怪物のようなトルクが、夜の直線を一瞬で引き裂く。

 

サルタンのターボも全力でブーストをかけ、エンジンが咆哮を上げたが、0-100km/hの差は明らかだった。

 

結城はアクセルを床まで踏み込み、ギアを叩き込むが、エレジーRH8のテールランプはみるみる遠ざかっていく。

 

結城「くっ・・・!」

最初の右コーナー。

 

結城はSultanの四駆グリップを活かし、インを狙って進入した。

 

しかしレミリアは外側から滑らかにラインをトレースし、コーナー出口で再び加速。

 

低重心のエレジーRH8は、まるでレールの上を走るように安定し、サルタンの四輪がわずかに滑る隙を逃さなかった。

 

二つ目の左コーナー。

 

ここは急な下り。

 

結城はブレーキングを遅らせ、パワーで押し切ろうとした。

 

サルタンのボディがわずかに沈み、タイヤが路面を強く噛む。

 

しかしレミリアはブレーキングポイントを完璧に読み、一切の無駄なく減速・加速を切り替える。

 

そのラインは美しく、まるで峠を自分の庭のように支配していた。

 

三つ目のS字コーナー群に入ったとき、差はすでに決定的だった。

 

エレジーRH8の赤いテールランプが、夜の闇に溶け込むように遠ざかる。

 

結城は歯を食いしばり、アクセルを全開にしたが、サルタンのエンジンが限界まで叫ぶだけで、レミリアの背中はもう二車身以上離れていた。

 

結城「くそっ!」

 

四つ目のコーナーを抜けたところで、結城はようやく諦めた。

 

エレジーRH8のテールランプは、展望台の明かりの向こうに小さく輝き、すぐに消えた。

 

展望台に戻ったとき、レミリアはすでに車から降り、優雅に髪を払っていた。

 

扇子を広げ、口元を隠しながら微笑む。

 

レミリア「まあ、悪くはなかったわよ」

 

彼女はゆっくりと結城のサルタンに近づき、ボンネットを軽く指で叩いた。

 

レミリア「加速は悪くないし、四駆のグリップも素直。
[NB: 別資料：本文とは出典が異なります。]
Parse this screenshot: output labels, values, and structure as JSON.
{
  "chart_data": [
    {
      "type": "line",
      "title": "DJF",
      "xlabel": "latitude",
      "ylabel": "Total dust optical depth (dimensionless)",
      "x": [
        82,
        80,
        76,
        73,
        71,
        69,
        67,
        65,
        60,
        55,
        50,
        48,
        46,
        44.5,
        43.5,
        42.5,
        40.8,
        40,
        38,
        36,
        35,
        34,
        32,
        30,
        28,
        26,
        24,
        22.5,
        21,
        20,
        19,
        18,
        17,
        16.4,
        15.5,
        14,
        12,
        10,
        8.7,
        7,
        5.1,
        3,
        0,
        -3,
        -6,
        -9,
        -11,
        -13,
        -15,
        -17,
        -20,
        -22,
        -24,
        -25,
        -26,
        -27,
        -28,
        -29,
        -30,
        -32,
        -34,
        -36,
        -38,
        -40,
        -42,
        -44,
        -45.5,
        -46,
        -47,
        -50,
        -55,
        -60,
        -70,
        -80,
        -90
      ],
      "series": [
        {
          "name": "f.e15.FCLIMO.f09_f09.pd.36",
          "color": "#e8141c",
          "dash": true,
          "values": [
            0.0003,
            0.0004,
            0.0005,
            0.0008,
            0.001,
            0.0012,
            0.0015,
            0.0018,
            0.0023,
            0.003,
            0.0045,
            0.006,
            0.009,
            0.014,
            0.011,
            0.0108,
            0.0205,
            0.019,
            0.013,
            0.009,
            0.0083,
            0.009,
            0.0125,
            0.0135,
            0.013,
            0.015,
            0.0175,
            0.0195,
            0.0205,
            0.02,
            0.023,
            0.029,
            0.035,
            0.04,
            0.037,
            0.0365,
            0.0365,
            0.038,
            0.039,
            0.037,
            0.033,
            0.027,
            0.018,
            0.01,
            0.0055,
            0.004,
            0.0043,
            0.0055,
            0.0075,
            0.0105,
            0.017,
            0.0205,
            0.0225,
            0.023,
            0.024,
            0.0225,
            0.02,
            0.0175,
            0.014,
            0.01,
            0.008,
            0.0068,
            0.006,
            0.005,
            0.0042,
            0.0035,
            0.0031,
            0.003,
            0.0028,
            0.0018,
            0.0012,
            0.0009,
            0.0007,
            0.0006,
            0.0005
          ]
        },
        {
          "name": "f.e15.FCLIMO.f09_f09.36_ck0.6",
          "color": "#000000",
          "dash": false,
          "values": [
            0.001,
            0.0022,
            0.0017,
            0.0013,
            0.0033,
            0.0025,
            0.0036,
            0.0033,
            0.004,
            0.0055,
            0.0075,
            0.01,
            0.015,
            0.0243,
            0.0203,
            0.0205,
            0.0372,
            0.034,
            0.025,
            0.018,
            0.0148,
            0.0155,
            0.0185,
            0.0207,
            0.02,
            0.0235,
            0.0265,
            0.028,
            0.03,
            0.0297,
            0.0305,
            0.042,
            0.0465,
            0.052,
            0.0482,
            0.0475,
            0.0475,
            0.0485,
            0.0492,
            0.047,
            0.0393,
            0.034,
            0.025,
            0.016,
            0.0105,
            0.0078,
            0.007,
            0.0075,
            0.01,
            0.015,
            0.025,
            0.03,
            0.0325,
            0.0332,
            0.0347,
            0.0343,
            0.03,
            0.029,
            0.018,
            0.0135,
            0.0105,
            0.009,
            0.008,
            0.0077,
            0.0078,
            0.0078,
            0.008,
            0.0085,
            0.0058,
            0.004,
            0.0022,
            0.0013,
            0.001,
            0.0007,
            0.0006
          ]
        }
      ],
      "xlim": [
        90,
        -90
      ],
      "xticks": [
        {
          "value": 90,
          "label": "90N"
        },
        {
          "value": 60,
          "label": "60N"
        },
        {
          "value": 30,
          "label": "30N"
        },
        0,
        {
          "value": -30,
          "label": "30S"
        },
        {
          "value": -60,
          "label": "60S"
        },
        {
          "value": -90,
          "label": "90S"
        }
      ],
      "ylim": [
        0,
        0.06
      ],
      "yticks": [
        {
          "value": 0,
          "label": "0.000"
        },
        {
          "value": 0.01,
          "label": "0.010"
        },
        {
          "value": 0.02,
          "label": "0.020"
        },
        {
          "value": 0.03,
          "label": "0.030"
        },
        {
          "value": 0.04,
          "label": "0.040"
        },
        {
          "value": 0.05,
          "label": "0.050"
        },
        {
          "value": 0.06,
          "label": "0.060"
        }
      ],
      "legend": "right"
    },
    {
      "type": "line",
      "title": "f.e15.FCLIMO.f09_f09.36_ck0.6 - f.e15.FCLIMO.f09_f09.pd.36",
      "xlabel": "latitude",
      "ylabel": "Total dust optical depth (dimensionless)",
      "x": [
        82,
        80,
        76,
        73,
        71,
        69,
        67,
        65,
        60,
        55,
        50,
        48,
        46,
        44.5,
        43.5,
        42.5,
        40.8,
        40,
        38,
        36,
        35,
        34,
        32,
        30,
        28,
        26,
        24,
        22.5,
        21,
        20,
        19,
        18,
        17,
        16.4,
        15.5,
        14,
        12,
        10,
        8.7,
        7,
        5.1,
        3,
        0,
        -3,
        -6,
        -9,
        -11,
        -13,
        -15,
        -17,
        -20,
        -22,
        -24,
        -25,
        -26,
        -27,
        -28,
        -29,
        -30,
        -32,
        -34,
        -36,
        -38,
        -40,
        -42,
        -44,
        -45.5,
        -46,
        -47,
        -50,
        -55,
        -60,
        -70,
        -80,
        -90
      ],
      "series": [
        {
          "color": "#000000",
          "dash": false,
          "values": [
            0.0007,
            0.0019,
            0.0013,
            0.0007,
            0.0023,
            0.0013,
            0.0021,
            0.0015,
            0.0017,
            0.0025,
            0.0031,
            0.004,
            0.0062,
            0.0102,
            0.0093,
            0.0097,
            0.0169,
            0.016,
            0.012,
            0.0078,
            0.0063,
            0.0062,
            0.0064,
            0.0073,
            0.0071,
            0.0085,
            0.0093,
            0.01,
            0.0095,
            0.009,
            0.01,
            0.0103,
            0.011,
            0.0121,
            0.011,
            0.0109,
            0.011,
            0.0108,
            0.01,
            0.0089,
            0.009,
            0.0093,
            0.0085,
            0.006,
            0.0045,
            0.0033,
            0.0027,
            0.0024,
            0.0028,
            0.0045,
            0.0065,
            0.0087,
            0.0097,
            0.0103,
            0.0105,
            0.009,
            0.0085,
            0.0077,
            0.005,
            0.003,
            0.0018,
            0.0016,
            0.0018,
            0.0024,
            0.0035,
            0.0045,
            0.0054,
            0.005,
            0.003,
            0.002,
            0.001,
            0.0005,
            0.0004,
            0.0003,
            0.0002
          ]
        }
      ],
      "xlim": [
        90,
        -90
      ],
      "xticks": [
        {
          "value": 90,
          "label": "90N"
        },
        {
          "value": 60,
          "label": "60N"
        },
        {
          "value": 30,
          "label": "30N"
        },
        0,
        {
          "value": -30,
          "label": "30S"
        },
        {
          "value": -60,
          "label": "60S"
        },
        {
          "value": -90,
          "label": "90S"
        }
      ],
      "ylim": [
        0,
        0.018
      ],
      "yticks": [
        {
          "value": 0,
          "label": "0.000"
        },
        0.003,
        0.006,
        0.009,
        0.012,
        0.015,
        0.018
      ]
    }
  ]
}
でも、まだ私の領域には遠いわね、松島結城」

 

結城はハンドルから手を離し、深く息を吐いた。

負けた。

しかも、圧倒的に。

サルタンのエンジンがまだ熱を帯びており、ボンネットから湯気が立ち上る。

 

しかし、その胸の奥で何かが熱く燃え上がっていた。

 

結城(……もう一度、走りたい。本気で)

 

夜風が、紅いテールランプの残像を運んでいく。

 

影山龍馬は無言のまま、ペナンブラのドアに寄りかかり、静かにこちらを見ていた。

 

幻想峠の夜は、まだ始まったばかりだった。